1. Tame Word’s Bad Image Behavior
Word 2010 includes the new graphics engine that Excel 2007 and PowerPoint 2007 had, but Word 2007 did not.
Annoyingly, however, Word continues to insert images as “in line with text”–the one setting you’ll probably never want to use unless you’re inserting an image into a table cell. This setting makes images behave like text characters so they don’t move around the page properly. You can rotate the images, but the text doesn’t wrap around them properly, so you’ll have to change the image wrap setting before you can continue.
Rather than configuring the wrap setting for each individual image, I suggest that you change the Word setting that controls how images are inserted. To do this, before you insert an image, choose File, Options, Advanced. From the Cut, Copy, and Paste options, locate Insert/Paste Picture As and set it to anything except ‘In line with text’. I recommend the Square option as a good choice. Next, click OK.
In the future, when you insert an image into a Word document, text will wrap around the image neatly. You can change this, if necessary, for a particular image, but most of the time this is the exact setting you’ll want.
If you prefer, you can change the settings for each individual image after you have inserted it into your document. To do this, click the image to select it, choose Picture Tools, Format, and then click the Wrap Text dropdown list. From here you can select a wrapping option; again, Square is a good choice.
2. Insert Images into a Circle, a Heart, or Any Shape
You can create an image embedded in nearly any kind of shape in Microsoft Word. To see this feature at work, choose Insert, Shapes and select a shape–say, the ellipse. Hold the Shift key as you do this, to draw a perfect circle. Once you’ve selected the shape, the Drawing Tools tab appears. From the Format tab, select Shape Fill, Picture; select a picture to use; and click Insert. You can do this with any built-in shape. You can also create your own custom shapes by using the Curve or Freeform tools and then fill them with images, too.
If your image looks out of proportion inside the shape, select the shape, right-click it, and choose Format Shape. Click the Crop option and, if your image is stretched so that everything is taller than it should be, increase the Picture Position: Width setting. Likewise, if the image is stretched so that it is wider than it should be, increase the Picture Position: Height setting. If you increase both the Width setting and the Height setting, you can adjust the position of the image in the shape by using the Offset options. Deselect Rotate with Shape if you want the image to remain horizontal even if you rotate the shape.
Click one of the Fill options in the ‘Picture or texture fill area’ to alter the image transparency inside the shape.
3. Wrap Text Around or Through an Image
When you have an image’s wrap set to Square or to Tight, the text will wrap around the image.
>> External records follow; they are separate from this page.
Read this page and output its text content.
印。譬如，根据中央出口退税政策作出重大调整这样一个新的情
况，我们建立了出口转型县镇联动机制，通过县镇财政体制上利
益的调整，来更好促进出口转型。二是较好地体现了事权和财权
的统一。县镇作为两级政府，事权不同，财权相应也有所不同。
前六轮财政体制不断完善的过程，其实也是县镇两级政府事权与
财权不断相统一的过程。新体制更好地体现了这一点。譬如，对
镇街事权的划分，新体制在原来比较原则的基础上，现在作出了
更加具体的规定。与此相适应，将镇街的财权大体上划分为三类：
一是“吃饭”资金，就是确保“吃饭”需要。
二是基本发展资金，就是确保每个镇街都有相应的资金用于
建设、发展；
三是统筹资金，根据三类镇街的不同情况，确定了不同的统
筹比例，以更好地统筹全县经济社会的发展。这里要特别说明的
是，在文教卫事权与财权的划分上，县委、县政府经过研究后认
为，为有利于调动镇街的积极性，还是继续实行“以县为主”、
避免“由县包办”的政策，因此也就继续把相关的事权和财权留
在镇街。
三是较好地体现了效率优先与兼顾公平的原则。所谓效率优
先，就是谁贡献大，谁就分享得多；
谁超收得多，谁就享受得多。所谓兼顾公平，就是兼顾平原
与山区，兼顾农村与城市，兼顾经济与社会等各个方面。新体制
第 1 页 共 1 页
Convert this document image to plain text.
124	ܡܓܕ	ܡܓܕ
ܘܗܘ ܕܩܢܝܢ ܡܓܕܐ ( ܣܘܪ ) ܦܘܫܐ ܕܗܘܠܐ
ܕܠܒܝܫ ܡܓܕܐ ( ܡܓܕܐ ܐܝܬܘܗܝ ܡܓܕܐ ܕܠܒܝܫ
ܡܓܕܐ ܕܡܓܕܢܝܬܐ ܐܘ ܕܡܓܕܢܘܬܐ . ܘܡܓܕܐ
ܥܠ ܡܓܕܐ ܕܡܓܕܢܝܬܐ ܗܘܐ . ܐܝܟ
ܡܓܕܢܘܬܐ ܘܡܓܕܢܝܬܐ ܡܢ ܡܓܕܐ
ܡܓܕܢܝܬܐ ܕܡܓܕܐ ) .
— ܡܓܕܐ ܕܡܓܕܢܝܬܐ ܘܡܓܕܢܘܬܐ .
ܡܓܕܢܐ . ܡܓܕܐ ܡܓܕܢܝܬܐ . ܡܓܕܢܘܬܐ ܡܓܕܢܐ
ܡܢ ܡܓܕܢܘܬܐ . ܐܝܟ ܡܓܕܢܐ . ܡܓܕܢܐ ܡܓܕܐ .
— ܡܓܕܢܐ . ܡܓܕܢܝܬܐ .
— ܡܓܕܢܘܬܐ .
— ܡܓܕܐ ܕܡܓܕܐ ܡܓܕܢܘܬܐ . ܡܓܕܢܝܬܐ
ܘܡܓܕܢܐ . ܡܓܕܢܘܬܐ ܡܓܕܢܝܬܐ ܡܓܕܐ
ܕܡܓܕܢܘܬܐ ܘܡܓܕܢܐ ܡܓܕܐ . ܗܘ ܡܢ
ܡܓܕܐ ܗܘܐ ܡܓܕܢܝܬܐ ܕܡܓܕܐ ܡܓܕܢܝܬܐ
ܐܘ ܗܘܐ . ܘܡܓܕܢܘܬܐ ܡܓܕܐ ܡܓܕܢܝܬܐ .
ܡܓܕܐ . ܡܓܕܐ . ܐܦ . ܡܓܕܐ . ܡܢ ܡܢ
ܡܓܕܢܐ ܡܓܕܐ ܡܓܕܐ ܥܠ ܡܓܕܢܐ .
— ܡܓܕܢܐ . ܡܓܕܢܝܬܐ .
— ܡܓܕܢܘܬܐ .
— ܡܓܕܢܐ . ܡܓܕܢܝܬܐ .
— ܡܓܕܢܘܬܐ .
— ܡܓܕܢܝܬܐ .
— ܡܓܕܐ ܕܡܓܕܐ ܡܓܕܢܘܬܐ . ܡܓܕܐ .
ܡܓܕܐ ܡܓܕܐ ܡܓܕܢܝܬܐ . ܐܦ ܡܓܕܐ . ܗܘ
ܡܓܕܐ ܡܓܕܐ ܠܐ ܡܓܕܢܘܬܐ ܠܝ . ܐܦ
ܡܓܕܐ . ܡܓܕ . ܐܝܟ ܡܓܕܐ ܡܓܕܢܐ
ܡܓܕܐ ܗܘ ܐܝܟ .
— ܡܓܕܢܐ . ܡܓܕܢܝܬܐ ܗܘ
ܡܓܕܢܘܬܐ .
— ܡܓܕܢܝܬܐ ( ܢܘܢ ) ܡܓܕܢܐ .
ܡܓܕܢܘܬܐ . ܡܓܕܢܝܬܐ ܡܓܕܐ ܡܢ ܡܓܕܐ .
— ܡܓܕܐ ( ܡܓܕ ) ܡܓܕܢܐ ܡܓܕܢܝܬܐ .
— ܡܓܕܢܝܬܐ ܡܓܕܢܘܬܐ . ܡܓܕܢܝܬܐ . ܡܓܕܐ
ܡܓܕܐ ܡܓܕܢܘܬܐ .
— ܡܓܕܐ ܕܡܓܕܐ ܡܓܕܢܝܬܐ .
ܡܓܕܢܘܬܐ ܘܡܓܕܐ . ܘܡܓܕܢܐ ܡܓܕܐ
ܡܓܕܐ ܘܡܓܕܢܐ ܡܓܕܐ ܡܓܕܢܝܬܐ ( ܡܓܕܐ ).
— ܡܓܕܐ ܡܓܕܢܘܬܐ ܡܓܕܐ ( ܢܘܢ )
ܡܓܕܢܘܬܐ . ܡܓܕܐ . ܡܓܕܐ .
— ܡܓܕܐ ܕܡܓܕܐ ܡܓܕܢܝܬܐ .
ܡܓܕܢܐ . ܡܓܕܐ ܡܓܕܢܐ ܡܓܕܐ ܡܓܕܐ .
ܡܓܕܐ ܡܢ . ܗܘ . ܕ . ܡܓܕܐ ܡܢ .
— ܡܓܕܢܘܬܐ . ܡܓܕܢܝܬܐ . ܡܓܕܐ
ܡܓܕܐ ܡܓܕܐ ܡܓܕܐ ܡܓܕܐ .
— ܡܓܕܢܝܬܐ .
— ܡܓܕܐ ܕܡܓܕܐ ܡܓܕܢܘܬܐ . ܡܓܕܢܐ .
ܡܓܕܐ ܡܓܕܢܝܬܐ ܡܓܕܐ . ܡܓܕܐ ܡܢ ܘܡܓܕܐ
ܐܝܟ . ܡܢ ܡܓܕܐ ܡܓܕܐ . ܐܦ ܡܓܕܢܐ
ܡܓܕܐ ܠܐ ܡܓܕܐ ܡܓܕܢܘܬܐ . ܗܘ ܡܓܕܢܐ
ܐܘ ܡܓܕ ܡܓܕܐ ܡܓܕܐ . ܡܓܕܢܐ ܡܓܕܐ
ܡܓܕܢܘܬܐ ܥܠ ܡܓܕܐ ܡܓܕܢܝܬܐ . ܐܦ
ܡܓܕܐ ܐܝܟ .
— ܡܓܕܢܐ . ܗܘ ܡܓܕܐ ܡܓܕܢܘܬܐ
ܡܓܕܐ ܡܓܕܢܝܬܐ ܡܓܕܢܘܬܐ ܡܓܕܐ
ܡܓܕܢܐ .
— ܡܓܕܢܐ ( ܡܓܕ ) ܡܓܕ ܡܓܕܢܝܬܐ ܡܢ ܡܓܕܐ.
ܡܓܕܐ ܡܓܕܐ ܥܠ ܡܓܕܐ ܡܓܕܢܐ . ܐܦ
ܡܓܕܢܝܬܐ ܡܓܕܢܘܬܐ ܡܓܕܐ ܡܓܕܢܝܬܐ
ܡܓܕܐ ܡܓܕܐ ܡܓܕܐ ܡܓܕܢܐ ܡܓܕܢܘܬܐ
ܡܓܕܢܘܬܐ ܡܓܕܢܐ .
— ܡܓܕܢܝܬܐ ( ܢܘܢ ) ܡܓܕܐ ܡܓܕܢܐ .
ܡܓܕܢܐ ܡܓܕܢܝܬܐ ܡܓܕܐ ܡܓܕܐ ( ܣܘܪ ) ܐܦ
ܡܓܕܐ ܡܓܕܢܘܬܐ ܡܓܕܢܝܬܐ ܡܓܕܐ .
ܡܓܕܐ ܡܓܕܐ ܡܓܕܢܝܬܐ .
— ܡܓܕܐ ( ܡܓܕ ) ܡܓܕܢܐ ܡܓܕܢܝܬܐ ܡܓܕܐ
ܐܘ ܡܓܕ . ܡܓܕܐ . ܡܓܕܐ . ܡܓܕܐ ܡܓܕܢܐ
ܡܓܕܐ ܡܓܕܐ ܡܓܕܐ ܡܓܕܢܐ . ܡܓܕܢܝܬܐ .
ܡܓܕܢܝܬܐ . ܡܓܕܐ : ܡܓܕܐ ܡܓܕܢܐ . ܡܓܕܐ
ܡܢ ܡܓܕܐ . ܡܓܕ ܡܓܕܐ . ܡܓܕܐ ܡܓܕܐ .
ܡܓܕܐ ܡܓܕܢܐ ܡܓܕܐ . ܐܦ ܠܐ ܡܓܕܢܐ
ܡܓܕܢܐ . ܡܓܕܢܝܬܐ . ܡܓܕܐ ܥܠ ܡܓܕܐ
As most images are rectangular, the wrap will be a rectangle too, but you can change this if you wish. Select the image, choose Picture Tools, Format, and then select Wrap Text, Edit Wrap Points.
By adjusting the nodes that control how text wraps around the image, you can set text to flow across the image or keep it away from the image edge on one or more sides. To add more nodes, click and drag anywhere on the line. To remove a node, hold down the Control key and click the node.
When you’re done, click outside the marquee area to make the handles disappear. To apply the same feature to a shape filled with an image, select the shape, choose Drawing Tools, Format, and then select Edit Shape, Edit Points.
4. Use Signatures and Logos as Clip Art
It’s easy to add an image of your company logo or your scanned signature as a clip art image. To do this, choose Start, Programs, Microsoft Clip Organizer, and then choose File, Add Clips to Organizer, On My Own. Next, browse to find the file that contains your signature or logo, and click Add.
From the dropdown list to the right of the image, select Edit keywords and then add keywords to the image to help you locate it in future. Click Apply to apply the changes; to finish, click OK and close the Clip Organizer.
In the future, to add the logo or signature to a document, choose Insert, Clip Art; type one of the keywords that you added to the image; disable Include Office.com content; select Illustrations and Photographs; and click Go. When the image appears in the panel, click it to insert it into your document.
5. Use Picture Charts in Excel
Instead of filling your 2D column or bar charts with solid colors or boring patterns, you can fill them with images. To do this, select the column or bar that you want to change, and right-click the mouse. Choose Format Data Series, Fill and select Picture or texture fill. Select an image to use from your disk, your Clip Art collection, or from the Clipboard. Simple line-art images are a good choice. Click Stacked to ensure that the images are stacked and not stretched, and click Close.
You can add a single image to an entire data series, or you can click a single bar or column and use Format Data Point to add a different image to each column or bar.
6. Add Pictures Behind Charts and Workbooks
In addition to replacing bars and columns, you can add a picture behind a chart or behind the plot area of a chart. To do this, click the chart somewhere, and then choose Chart Tools,Layout. From the dropdown list in the upper left corner of the ribbon toolbar, choose Chart Area or Plot Area, as desired. Click the Format Selection link immediately below this selector; choose Fill,Picture or Texture Fill; and select an image to use. Here you can alter the transparency of the image if you wish so that the chart is visible through the image. Finally, click Close.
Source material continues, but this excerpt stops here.